Believe me, they really are winning, these people. They have been empowered, you see. Vulnerable people who have been empowered. It may be that more than 99 per cent of the population disagrees with them and would like them to shut the fuck up because they are infantile and possibly mentally impaired. That doesn’t matter. He who shouts loudest wins. And they can shout.

What has happened in the Labour party is a microcosm of what is happening in society at large. The same people who wish to save the bees and halt the deportation of Mohammed Jihadi al-Semtex have been clicking away frantically in support of Jeremy Corbyn. And there is nothing the Labour party can do about it — because it was stupid enough to offer ‘membership’, and thus voting rights, for three quid to anyone who cared to sign up. Since it made this fatuous offer 42,550 people have joined.

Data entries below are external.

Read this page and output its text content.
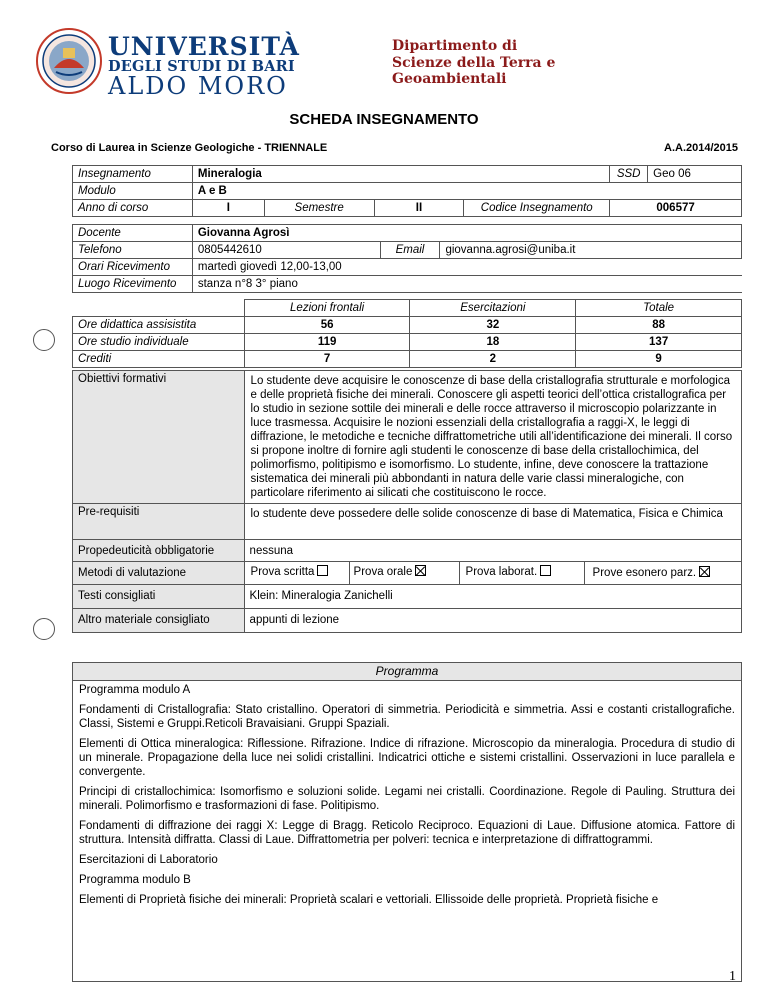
UNIVERSITÀ
DEGLI STUDI DI BARI
ALDO MORO
Dipartimento di
Scienze della Terra e
Geoambientali
SCHEDA INSEGNAMENTO
Corso di Laurea in Scienze Geologiche - TRIENNALE	A.A.2014/2015
Insegnamento	Mineralogia				SSD	Geo 06
Modulo	A e B					
Anno di corso	I	Semestre	II	Codice Insegnamento	006577	
Docente	Giovanna Agrosì		
Telefono	0805442610	Email	giovanna.agrosi@uniba.it
Orari Ricevimento	martedì giovedì 12,00-13,00		
Luogo Ricevimento	stanza n°8 3° piano		
	Lezioni frontali	Esercitazioni	Totale
Ore didattica assisistita	56	32	88
Ore studio individuale	119	18	137
Crediti	7	2	9
Obiettivi formativi	Lo studente deve acquisire le conoscenze di base della cristallografia strutturale e morfologica e delle proprietà fisiche dei minerali. Conoscere gli aspetti teorici dell’ottica cristallografica per lo studio in sezione sottile dei minerali e delle rocce attraverso il microscopio polarizzante in luce trasmessa. Acquisire le nozioni essenziali della cristallografia a raggi-X, le leggi di diffrazione, le metodiche e tecniche diffrattometriche utili all’identificazione dei minerali. Il corso si propone inoltre di fornire agli studenti le conoscenze di base della cristallochimica, del polimorfismo, politipismo e isomorfismo. Lo studente, infine, deve conoscere la trattazione sistematica dei minerali più abbondanti in natura delle varie classi mineralogiche, con particolare riferimento ai silicati che costituiscono le rocce.
Pre-requisiti	lo studente deve possedere delle solide conoscenze di base di Matematica, Fisica e Chimica
Propedeuticità obbligatorie	nessuna
Metodi di valutazione	Prova scritta Prova orale Prova laborat. Prove esonero parz.

Testi consigliati	Klein: Mineralogia Zanichelli
Altro materiale consigliato	appunti di lezione
Programma

Programma modulo A

Fondamenti di Cristallografia: Stato cristallino. Operatori di simmetria. Periodicità e simmetria. Assi e costanti cristallografiche. Classi, Sistemi e Gruppi.Reticoli Bravaisiani. Gruppi Spaziali.

Elementi di Ottica mineralogica: Riflessione. Rifrazione. Indice di rifrazione. Microscopio da mineralogia. Procedura di studio di un minerale. Propagazione della luce nei solidi cristallini. Indicatrici ottiche e sistemi cristallini. Osservazioni in luce parallela e convergente.

Principi di cristallochimica: Isomorfismo e soluzioni solide. Legami nei cristalli. Coordinazione. Regole di Pauling. Struttura dei minerali. Polimorfismo e trasformazioni di fase. Politipismo.

Fondamenti di diffrazione dei raggi X: Legge di Bragg. Reticolo Reciproco. Equazioni di Laue. Diffusione atomica. Fattore di struttura. Intensità diffratta. Classi di Laue. Diffrattometria per polveri: tecnica e interpretazione di diffrattogrammi.

Esercitazioni di Laboratorio

Programma modulo B

Elementi di Proprietà fisiche dei minerali: Proprietà scalari e vettoriali. Ellissoide delle proprietà. Proprietà fisiche e

1
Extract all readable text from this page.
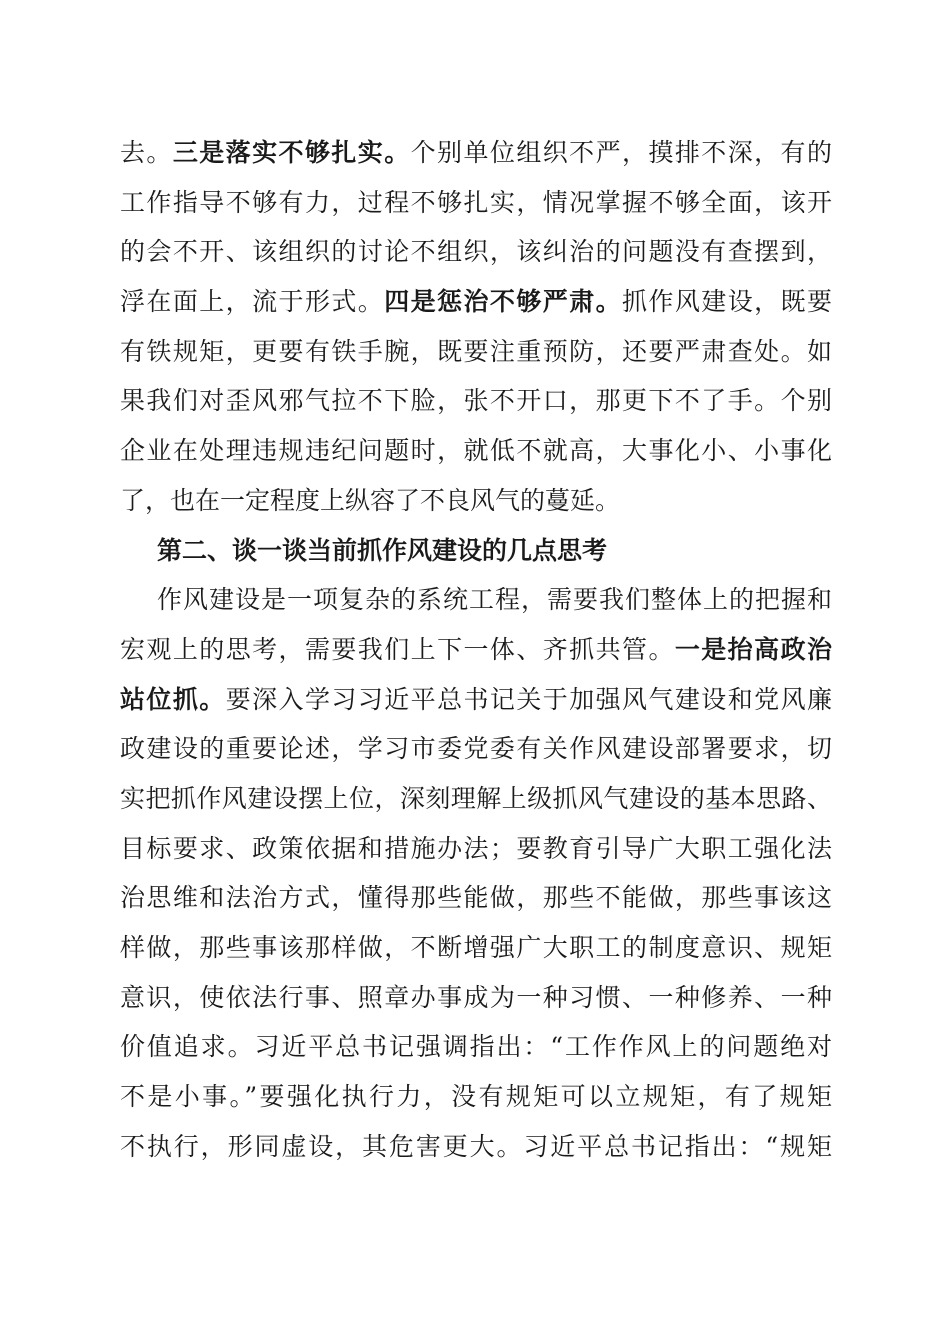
去。三是落实不够扎实。个别单位组织不严，摸排不深，有的
工作指导不够有力，过程不够扎实，情况掌握不够全面，该开
的会不开、该组织的讨论不组织，该纠治的问题没有查摆到，
浮在面上，流于形式。四是惩治不够严肃。抓作风建设，既要
有铁规矩，更要有铁手腕，既要注重预防，还要严肃查处。如
果我们对歪风邪气拉不下脸，张不开口，那更下不了手。个别
企业在处理违规违纪问题时，就低不就高，大事化小、小事化
了，也在一定程度上纵容了不良风气的蔓延。
第二、谈一谈当前抓作风建设的几点思考
作风建设是一项复杂的系统工程，需要我们整体上的把握和
宏观上的思考，需要我们上下一体、齐抓共管。一是抬高政治
站位抓。要深入学习习近平总书记关于加强风气建设和党风廉
政建设的重要论述，学习市委党委有关作风建设部署要求，切
实把抓作风建设摆上位，深刻理解上级抓风气建设的基本思路、
目标要求、政策依据和措施办法；要教育引导广大职工强化法
治思维和法治方式，懂得那些能做，那些不能做，那些事该这
样做，那些事该那样做，不断增强广大职工的制度意识、规矩
意识，使依法行事、照章办事成为一种习惯、一种修养、一种
价值追求。习近平总书记强调指出：“工作作风上的问题绝对
不是小事。”要强化执行力，没有规矩可以立规矩，有了规矩
不执行，形同虚设，其危害更大。习近平总书记指出：“规矩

A few hundred will have been those inspired by my colleague Toby Young’s mischievous and funny ‘Tories for Corbyn’ campaign. The rest are the mentals. Who else would join the party directly after its inept and staggeringly unsuccessful election campaign? Only the gibbering perpetual adolescents of the click-activism left. 42,550! About half as many as signed that save the bees petition. A huge number for the Labour party, but a drop in the ocean when matched against those who might vote for it.

Last week I met a woman who told me she had voted for Corbyn in the leadership campaign. She was a member of Southall Black Sisters — an organisation for which I have enormous, unfathomable respect, of course. Interested, I asked her what branch of the party she was in, as I am a Labour party member myself and enjoy jabbering about internecine Labour affairs, even with those who are likely to be my enemy. Branch? What do you mean, branch? I’m not in a branch, she said. I joined in order to vote for Corbyn. Paid her three quid, clicked in the relevant box and will presumably have no further association with the party.

I’ve had similar conversations with people on Facebook, all members of the ‘Jez We Can’ brigade who joined solely to foist the idiot upon us all. One of them even expressed disgust that I was allowed to vote, being a fascist — yeah, fair point. I’ve only been in the party since 1979 and spent all those hours leafleting and canvassing and sitting in horrible, badly ventilated rooms trying to stop my ward from endorsing Benn or Livingstone or, indeed, Corbyn. And paying my £13 a month subs.

Good, you might be thinking: you reap what you sow. The party deserves Corbyn. Well, point taken — perhaps we do deserve the bloke. But the movement which is about to foist Corbyn on the Labour party is the same one that bullies the rest of the country and actually manages to change government policy, despite being minuscule in number. It punches above its weight to an extraordinary degree. It is akin to the rest of us being governed by the green-ink brigade, the people who would write to newspapers convinced that there was a conspiracy behind everything. Well, the green-ink brigade is now running the show. Thank you, the internet.